George M. Hill was a bookbinder in Chicago as early as 1880. In 1898 he started his own publishing firm. At first he concentrated on the steady market for reprints of books, rather than the riskier trade in new books. Yet Hill soon branched out, primarily with the work of local author Baum, starting with his Father Goose in 1899. (The cautious Hill required Baum and illustrator W. W. Denslow to pay some of the costs of that initial project.) With the success of Father Goose, the Hill company issued an abundant supply of Baum's output:
- The Army Alphabet (1900)
- The Navy Alphabet (1900)
- The Songs of Father Goose (1900)
- The Wonderful Wizard of Oz (1900)
- American Fairy Tales (1901)
- Dot and Tot of Merryland (1901)
Yet the firm remained in business for only three years. in February 1902 the company was forced into receivership. This was not particularly unusual in the rough-and-tumble world of Chicago publishing: Baum's first book, Mother Goose in Prose, was issued in 1897 by the prestigious local firm of Way & Williams, which itself remained in business for only three years (1895–98).

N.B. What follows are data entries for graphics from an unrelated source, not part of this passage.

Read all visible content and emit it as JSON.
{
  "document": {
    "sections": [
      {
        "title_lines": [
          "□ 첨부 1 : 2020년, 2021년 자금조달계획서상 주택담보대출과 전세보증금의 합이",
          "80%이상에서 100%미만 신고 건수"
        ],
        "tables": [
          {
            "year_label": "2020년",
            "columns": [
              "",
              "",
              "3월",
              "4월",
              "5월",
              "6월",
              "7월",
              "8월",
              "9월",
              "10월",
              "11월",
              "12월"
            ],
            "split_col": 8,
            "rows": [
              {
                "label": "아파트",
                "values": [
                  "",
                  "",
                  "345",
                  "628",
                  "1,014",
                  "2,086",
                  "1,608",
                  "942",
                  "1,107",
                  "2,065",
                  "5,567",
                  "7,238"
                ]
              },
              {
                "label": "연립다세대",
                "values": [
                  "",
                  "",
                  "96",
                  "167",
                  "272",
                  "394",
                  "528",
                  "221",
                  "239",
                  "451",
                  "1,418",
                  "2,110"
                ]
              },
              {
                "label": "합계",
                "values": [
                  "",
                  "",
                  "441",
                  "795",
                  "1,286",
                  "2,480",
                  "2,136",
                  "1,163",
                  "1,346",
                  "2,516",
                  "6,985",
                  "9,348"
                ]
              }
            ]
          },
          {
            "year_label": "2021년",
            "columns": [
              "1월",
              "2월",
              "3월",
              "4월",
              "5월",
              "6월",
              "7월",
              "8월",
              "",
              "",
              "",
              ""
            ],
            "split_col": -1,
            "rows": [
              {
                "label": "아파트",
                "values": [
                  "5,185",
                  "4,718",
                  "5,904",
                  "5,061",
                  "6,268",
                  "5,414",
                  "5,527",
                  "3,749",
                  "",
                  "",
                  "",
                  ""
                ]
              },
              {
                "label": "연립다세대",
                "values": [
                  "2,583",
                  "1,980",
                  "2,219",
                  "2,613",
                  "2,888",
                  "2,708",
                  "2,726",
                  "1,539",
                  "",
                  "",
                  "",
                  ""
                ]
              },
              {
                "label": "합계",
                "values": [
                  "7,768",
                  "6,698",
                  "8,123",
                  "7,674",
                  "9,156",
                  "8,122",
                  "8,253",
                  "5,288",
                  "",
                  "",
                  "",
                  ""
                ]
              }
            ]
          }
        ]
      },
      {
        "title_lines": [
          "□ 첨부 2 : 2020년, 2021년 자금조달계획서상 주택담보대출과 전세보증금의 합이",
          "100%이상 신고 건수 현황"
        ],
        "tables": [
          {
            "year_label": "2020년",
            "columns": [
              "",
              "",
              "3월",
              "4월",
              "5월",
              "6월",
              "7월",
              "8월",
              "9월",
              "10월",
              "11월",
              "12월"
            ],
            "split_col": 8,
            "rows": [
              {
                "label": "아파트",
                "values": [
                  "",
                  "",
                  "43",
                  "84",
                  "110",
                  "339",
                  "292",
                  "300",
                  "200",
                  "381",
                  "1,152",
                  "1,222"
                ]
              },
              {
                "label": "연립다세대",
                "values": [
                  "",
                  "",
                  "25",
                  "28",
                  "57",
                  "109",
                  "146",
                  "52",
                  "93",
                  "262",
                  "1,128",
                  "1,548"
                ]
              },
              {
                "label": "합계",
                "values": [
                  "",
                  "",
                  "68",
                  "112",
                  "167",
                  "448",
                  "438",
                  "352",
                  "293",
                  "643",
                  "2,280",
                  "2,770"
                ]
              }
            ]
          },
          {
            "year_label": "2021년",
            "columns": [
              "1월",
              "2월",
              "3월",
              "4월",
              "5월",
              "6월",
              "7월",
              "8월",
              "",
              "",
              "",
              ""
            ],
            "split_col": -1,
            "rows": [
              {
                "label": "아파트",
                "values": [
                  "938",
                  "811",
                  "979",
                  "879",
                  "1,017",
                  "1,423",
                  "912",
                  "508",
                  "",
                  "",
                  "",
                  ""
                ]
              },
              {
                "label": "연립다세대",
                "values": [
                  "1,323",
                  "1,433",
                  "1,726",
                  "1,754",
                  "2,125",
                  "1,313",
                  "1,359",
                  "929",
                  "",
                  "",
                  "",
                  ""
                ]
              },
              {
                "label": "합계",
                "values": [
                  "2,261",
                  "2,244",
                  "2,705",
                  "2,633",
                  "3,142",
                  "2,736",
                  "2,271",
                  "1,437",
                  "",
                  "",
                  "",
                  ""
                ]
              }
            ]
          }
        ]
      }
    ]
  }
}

After the Hill company went bankrupt, the rights to some Baum books, including Wonderful Wizard and American Fairy tales, were purchased by Bowen-Merrill.
George Hill returned to the bookbinding business after his sojourn in publishing. It seems ironic that one of the books the Hill company issued during its brief existence was J. S. Chamberlain's Makers of Millions: or the Marvelous Success of America's Self-Made Men (1899).